Der Unterricht war sehr streng und auf den Glauben ausgerichtet, von den Schülern wurde absoluter Gehorsam gefordert. Züchtigungen und Strafen in Form von Schlägen aufs nackte Hinterteil, Tatzen, Kopfnüsse, Backenpfeifen usw. standen auf der Tagesordnung.

2009 Schulwesen-1.jpgDorfschule

Als Unterrichtsraum wurde meist die Stube der Mesnerwohnung genutzt, voll gepfropft mit Schulkindern. 60 bis 80 Kinder waren an der Tagesordnung, teils hatte ein Lehrer auch über 100 Schüler über alle Jahrgänge zu unterrichten.

Hier hat sich im Laufe der Jahrhunderte doch einiges getan: Schöne Schulen, helle Räume, kleine Klassen, toller Unterricht, eine Turnhalle und gute Lehrer.
Mit der Schulreform 1969 entstanden die Verbandschulen mit Grund- und Hauptschulen, 1975/76 wurde das Hauptschulgebäude des Schulverbandes in Biessenhofen erbaut.

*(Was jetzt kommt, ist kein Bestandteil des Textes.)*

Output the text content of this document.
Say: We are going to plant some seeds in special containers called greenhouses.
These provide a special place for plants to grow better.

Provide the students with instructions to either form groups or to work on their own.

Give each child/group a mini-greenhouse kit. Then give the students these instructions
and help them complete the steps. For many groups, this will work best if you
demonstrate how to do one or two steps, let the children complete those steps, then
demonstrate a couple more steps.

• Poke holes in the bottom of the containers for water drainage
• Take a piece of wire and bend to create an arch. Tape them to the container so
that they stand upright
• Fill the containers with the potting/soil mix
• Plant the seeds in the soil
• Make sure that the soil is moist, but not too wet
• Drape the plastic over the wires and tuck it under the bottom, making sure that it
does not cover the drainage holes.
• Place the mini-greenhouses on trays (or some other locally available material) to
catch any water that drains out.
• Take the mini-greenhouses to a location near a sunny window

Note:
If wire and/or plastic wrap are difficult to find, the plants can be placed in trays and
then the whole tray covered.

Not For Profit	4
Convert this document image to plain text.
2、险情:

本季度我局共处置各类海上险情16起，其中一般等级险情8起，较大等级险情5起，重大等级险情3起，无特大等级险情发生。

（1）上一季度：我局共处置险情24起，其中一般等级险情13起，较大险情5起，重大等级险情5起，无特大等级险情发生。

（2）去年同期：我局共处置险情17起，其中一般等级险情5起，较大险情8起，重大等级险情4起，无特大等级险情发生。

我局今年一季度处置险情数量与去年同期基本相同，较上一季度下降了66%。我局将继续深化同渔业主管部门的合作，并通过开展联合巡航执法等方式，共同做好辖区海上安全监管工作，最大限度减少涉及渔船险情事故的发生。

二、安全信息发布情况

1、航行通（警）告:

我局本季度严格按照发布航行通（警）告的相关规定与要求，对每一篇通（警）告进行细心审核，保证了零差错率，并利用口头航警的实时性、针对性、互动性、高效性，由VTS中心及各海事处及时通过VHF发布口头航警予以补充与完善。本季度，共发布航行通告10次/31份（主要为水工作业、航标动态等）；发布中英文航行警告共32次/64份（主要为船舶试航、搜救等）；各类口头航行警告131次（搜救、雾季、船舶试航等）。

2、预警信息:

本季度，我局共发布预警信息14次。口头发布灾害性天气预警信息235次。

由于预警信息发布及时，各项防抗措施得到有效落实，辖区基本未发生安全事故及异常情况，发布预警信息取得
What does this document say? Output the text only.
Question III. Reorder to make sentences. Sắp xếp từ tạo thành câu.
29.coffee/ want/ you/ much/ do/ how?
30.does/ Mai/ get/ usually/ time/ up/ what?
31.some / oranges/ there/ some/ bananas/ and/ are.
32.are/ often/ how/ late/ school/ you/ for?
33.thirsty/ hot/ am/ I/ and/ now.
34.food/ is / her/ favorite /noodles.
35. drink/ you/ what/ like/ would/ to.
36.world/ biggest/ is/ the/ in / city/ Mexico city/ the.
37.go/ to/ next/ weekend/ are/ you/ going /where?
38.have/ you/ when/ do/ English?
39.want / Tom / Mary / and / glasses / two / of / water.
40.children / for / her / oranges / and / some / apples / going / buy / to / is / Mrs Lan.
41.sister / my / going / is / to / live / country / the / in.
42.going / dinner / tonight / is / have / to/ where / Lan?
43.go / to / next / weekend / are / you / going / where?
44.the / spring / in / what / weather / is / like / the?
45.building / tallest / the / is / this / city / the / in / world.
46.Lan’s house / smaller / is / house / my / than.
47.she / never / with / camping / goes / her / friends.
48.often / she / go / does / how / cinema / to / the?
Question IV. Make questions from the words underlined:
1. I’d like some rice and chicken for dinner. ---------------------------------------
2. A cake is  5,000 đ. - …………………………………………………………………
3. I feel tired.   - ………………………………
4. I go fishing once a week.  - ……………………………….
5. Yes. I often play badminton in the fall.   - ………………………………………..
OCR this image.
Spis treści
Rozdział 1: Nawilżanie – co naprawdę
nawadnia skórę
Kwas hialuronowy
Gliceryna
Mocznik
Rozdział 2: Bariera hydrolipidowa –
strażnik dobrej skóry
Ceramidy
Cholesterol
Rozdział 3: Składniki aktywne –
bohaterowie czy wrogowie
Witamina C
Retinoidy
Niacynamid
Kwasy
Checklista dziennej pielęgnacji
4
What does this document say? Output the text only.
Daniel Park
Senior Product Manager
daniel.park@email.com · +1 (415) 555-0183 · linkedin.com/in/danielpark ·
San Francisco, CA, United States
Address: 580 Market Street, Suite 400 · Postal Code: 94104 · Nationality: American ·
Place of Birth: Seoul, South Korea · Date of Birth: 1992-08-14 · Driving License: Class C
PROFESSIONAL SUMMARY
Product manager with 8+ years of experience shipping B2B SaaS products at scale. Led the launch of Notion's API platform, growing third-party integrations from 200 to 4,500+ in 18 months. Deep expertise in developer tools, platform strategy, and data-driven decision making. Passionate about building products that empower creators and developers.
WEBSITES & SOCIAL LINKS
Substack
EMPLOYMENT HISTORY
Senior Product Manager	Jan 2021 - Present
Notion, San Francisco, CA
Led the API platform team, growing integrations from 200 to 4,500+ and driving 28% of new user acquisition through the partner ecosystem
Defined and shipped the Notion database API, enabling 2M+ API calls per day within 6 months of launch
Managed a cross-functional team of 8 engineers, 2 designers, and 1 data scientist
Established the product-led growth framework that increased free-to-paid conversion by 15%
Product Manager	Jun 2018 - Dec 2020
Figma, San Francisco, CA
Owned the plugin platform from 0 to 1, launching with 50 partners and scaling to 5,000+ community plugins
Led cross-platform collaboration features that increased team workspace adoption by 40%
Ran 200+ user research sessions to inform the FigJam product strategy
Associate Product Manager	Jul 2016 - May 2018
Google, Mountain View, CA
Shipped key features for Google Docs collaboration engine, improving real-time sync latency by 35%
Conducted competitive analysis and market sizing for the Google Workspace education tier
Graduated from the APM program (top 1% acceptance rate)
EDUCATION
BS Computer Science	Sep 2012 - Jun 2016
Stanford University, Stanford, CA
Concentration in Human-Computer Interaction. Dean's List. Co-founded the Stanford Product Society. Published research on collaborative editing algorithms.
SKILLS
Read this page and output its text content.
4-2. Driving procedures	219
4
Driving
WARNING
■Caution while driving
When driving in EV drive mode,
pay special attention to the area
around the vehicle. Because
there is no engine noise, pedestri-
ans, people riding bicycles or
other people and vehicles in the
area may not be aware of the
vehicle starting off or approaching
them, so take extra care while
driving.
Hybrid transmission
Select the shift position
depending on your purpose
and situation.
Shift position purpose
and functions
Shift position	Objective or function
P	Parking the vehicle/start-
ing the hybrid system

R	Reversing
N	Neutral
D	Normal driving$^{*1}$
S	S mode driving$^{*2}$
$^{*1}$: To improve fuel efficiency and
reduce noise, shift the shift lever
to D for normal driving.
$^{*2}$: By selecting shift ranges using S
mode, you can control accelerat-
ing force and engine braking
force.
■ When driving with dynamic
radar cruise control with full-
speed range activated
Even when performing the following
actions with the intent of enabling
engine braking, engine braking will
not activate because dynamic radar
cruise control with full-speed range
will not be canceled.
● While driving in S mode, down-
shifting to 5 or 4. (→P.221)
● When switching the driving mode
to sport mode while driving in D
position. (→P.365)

Heute gehen die Kinder aus Aitrang, Ruderatshofen, Ebenhofen, Biessenhofen, Bernbach und Bidingen in die Mittelschule Biessenhofen.

2009 Schulwesen-5.jpgMittelschule Biessenhofen

2009 Schulwesen-4.jpgAusstellung im Baschtlehaus

Die Ausstellung zeigte anhand von Dokumenten und Bildmaterial, wie in früheren Zeiten unterrichtet wurde und unter welchen Umständen Schule gehalten wurde.